Un esperimento che ha

coinvolto 30 centri assistenza sparsi in tutta Italia e durato quasi 6 mesi ha permesso di scoprire a Luca Mercatanti, consulente e perito informatico specializzato in copie forensi e perizie informatiche per casi giudiziari, che il 60% dei negozi specializzati in riparazione di computer ha violato la privacy dei clienti spiando il contenuto dei loro hard disk. 

Mercatanti, per condurre tale esperimento, ha progettato ed installato un sistema di monitoraggio nei computer che ha consegnato a 30 centri assistenza sparsi in tutta Italia, chiedendo la riparazione di una serie di problematiche tecniche appositamente generate e facilmente riparabili senza la necessità di accedere a dati riservati. 

Una volta terminate le riparazioni ed aver ricevuto indietro i computer sottoposti a riparazione, ha analizzato le attività eseguite su tali apparecchi: i risultati dell'esperimento hanno rivelato che in 18 casi, ovvero il 60%,i centri assistenza hanno copiato dati sensibili e personali dei proprietari dei computer, non limitandosi a risolvere le problematiche indicate. 

Secondo Luca Mercatanti, arginare il problema non è affatto semplice, in quanto non esiste un modo certo per garantire la sicurezza dei propri dati, se non quello di cancellare il materiale sensibile prima della consegna del computer ad un centro assistenza, operazione però spesso difficoltosa e che può anche non essere fattibile, in alcuni casi, proprio a causa del danno che si intende riparare. 

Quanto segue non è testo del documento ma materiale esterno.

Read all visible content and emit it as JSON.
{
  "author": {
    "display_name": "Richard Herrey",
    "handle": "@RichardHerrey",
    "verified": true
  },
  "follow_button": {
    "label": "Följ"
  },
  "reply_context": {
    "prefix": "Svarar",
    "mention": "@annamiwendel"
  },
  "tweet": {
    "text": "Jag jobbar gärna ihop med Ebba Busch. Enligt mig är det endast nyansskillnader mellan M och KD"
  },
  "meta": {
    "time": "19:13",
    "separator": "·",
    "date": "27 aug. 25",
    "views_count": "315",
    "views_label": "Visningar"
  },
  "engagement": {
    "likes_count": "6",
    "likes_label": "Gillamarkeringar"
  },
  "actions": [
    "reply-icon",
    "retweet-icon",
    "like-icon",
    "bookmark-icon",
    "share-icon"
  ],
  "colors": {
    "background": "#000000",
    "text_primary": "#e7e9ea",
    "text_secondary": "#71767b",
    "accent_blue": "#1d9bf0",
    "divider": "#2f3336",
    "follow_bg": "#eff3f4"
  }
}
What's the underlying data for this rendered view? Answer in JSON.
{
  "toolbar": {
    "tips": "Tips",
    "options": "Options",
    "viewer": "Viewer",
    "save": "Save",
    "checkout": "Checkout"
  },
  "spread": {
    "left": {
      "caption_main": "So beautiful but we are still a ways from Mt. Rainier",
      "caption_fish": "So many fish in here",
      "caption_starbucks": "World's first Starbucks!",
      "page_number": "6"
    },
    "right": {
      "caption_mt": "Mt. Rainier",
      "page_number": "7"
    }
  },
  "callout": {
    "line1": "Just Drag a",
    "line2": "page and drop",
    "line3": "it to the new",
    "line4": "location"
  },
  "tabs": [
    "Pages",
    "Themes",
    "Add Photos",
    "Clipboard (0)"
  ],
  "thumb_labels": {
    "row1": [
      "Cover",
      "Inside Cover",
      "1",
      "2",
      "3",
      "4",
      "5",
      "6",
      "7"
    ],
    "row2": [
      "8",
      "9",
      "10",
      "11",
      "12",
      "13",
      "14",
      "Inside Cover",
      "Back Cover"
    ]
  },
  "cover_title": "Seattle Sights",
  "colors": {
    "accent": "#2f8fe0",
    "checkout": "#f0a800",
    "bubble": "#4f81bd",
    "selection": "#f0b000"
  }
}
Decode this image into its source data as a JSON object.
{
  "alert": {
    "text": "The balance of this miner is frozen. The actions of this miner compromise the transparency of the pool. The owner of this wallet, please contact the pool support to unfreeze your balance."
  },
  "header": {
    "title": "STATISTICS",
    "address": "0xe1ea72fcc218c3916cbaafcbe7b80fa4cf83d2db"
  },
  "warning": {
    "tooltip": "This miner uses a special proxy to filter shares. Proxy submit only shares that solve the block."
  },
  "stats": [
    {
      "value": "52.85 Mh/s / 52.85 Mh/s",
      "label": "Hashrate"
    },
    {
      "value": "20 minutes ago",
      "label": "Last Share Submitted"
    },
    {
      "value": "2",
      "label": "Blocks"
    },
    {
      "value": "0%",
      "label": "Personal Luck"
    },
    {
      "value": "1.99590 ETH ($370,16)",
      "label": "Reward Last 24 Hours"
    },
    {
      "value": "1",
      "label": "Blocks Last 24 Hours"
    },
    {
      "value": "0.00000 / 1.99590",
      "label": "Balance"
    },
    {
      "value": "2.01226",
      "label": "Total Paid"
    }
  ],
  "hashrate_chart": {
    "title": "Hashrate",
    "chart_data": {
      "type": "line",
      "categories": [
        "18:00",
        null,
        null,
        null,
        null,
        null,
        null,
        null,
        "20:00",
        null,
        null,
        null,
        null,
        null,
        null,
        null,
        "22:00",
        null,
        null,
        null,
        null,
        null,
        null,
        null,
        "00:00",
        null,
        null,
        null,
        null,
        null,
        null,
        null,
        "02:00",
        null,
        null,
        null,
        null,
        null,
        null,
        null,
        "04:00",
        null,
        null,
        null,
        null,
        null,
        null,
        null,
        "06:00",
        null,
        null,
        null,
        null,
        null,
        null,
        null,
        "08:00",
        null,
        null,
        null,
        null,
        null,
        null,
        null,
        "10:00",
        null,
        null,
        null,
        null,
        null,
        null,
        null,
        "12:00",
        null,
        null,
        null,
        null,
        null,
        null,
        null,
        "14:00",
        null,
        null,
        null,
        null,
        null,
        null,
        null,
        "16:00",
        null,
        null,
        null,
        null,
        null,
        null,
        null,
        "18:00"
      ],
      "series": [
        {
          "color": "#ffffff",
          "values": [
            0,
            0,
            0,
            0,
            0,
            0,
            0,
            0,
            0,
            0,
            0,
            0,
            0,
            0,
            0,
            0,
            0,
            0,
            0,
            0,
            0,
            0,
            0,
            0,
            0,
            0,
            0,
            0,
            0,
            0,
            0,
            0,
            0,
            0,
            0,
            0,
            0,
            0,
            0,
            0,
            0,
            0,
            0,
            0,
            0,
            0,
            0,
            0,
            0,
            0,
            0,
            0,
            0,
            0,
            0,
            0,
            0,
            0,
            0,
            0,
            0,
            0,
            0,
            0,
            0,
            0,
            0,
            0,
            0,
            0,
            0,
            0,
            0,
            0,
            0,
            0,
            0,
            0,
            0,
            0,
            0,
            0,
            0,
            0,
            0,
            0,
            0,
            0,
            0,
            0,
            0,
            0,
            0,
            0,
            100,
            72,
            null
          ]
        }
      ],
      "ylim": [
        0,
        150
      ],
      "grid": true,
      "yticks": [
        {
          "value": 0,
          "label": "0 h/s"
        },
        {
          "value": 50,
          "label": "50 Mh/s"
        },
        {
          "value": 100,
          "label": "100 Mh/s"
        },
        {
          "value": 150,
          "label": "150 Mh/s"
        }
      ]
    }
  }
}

Dei 18 centri assistenza “spioni”, ben 12 di questi hanno copiato i dati dei clienti all’interno di supporti USB (come chiavette di memoria o hard disk esterni), facendo quindi perdere traccia di quelli che potrebbero essere gli usi, sicuramente impropri, dei dati trafugati. 

Dei 6 centri assistenza rimanenti, l’operatore si è limitato alla visione dei dati, nonostante tale operazione non fosse in alcun modo necessaria alla risoluzione delle problematiche per le quali il computer era stato inviato in riparazione. 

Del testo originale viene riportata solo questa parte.